While it is a key responsibility of elected government leaders to keep a watch over the county’s finances and make sure taxpayer money is spent properly, some members of this board of supervisor’s idea of being fiscally responsible seems to be the equivalent of a family rationing toilet paper squares.
If you missed the discussion in the comments section of Facebook last week, let us catch you up. During its last meeting, the board of supervisors voted 6-1 to cut off county funds for gifts for employees, employee parties, holiday parties or employee celebrations. What a bunch of party poopers.
The new decree handed down from these esteemed leaders comes after a request from the sheriff’s office for reimbursement for a $1,275 catering bill for a retirement party for three sheriff’s department employees. There were also two gift cards of $100 and a gift card of $300 the office asked to be reimbursed.
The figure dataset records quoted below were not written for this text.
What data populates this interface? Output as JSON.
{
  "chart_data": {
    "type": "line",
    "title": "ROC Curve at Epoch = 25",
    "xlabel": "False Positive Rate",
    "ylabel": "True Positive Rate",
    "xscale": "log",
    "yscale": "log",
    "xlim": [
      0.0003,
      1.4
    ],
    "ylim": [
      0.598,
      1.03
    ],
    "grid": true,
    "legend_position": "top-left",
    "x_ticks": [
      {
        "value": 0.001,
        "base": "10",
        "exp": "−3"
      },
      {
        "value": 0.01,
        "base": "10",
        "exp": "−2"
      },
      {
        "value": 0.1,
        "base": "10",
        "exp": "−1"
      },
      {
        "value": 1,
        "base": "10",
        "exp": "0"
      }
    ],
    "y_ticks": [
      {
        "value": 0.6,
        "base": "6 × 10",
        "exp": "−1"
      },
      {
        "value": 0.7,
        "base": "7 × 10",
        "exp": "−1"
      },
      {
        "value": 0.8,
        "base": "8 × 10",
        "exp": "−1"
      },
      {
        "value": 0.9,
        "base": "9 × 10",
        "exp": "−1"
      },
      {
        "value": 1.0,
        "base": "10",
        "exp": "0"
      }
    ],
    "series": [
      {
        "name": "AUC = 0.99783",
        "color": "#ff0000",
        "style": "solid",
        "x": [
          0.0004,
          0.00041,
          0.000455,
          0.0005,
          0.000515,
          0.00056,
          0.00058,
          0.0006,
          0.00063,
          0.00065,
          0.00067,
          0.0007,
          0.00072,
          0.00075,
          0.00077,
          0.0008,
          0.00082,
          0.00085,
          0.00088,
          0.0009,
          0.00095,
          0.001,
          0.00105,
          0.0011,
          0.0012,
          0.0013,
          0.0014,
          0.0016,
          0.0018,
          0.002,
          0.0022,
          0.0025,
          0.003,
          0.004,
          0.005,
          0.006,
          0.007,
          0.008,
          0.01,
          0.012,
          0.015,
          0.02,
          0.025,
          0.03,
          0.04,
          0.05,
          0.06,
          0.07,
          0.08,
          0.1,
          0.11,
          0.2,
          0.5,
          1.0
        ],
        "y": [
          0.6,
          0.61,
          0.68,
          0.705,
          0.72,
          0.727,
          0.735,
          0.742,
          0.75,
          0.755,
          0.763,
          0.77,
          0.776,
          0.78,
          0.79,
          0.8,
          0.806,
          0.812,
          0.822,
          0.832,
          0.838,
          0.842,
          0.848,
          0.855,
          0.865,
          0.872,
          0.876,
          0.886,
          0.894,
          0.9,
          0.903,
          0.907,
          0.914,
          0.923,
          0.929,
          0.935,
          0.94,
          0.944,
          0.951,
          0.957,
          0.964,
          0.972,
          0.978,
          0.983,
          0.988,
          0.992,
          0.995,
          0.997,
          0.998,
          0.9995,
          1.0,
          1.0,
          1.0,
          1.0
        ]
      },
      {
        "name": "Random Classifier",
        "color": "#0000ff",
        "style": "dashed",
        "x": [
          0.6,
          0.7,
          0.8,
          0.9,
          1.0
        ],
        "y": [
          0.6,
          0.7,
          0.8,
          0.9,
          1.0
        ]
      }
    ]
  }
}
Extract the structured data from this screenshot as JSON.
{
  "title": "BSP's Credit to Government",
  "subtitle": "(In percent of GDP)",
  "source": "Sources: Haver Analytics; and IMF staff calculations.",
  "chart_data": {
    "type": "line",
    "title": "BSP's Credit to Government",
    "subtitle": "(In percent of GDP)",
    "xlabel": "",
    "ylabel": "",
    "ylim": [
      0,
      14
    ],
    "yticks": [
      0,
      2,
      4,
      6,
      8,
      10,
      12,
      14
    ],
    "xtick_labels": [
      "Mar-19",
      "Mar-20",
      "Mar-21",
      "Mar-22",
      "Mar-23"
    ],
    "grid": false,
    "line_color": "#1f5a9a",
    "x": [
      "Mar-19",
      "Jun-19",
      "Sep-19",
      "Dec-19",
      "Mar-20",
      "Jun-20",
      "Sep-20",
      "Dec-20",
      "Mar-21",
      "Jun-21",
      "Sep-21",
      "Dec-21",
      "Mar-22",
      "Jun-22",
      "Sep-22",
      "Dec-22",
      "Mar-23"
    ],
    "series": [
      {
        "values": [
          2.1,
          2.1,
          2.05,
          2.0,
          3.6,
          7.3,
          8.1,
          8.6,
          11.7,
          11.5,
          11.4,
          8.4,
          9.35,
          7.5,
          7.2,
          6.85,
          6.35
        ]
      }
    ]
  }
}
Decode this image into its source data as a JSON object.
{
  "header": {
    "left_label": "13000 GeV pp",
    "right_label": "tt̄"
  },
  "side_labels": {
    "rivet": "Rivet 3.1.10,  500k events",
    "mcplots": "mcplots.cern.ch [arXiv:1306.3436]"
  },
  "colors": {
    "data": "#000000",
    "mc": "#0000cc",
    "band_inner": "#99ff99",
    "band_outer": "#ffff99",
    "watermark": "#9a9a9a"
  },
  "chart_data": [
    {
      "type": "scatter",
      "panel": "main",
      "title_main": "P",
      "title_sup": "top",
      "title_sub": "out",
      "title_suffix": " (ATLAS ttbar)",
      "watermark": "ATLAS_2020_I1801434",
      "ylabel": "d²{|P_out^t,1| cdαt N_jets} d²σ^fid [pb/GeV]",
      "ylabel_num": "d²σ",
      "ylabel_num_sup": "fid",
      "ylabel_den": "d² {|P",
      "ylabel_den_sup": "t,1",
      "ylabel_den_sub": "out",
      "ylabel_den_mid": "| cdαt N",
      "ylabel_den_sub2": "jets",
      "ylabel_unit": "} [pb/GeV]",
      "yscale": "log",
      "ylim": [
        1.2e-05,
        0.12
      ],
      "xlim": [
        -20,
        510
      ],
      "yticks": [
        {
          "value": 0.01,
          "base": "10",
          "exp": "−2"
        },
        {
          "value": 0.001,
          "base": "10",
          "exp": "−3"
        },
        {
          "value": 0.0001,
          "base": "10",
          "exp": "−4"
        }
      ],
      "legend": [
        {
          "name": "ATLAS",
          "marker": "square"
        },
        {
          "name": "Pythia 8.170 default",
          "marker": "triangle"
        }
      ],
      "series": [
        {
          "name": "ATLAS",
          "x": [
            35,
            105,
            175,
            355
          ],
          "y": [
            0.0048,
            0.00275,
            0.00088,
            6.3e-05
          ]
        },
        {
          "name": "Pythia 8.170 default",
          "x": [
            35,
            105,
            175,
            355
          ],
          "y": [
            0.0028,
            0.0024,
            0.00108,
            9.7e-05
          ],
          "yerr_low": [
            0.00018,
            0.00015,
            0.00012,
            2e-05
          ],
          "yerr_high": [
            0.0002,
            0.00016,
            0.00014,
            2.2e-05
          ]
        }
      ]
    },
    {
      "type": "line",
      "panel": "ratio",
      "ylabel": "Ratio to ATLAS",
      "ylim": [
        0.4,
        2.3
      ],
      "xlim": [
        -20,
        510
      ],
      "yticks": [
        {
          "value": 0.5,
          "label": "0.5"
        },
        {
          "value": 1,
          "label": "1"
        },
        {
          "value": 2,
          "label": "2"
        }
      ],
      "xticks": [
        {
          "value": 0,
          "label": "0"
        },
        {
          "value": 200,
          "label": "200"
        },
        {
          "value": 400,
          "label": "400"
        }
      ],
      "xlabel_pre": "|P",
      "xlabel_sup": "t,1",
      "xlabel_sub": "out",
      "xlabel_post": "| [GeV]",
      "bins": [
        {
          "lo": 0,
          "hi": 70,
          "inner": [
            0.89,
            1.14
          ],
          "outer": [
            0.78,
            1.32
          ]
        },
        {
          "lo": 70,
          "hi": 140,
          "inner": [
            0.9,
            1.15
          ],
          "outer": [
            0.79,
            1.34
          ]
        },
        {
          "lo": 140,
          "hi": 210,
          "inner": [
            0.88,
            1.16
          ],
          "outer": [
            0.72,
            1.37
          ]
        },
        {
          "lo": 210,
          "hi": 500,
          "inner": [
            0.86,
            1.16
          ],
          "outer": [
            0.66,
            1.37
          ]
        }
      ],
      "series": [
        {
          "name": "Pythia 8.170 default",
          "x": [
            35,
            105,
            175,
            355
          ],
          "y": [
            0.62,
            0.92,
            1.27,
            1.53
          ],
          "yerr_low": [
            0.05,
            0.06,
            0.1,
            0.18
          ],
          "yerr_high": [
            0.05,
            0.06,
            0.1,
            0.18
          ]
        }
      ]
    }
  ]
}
The attempt by the sheriff’s office to recognize and thank these three employees has unfortunately been turned into a political football by the board of supervisors who, before considering a request from the school board for almost $1 million in school renovation costs, have gotten hung up on a bill for $1,775.
Instead of taking advantage of an opportunity to celebrate and send these long-time law enforcement employees off with a fond farewell, the board’s ultra-fiscal conservative paranoia has resulted in a community divided and a board that looks cheap.
Only Vice-Chairman Gary Walker, who voted against the party ban, got it right.
“We have many good, hard-working people, mostly making less than they deserve for many years, and I think a decent gift is the least we should do for them when they retire,” he said after the meeting.
The board of supervisors has basically told its employees they are not worthy of a party and a gift card when they finally decide to retire after many years of service to Charlotte County.
Hopefully the supervisors will reconsider this policy and come up with a fair and equitable way to honor retirees who dedicate their lives in service of the county.
The supervisors need to leave managing county employees to the county administrator. Micromanaging supervisors never last long enough to receive a retirement party.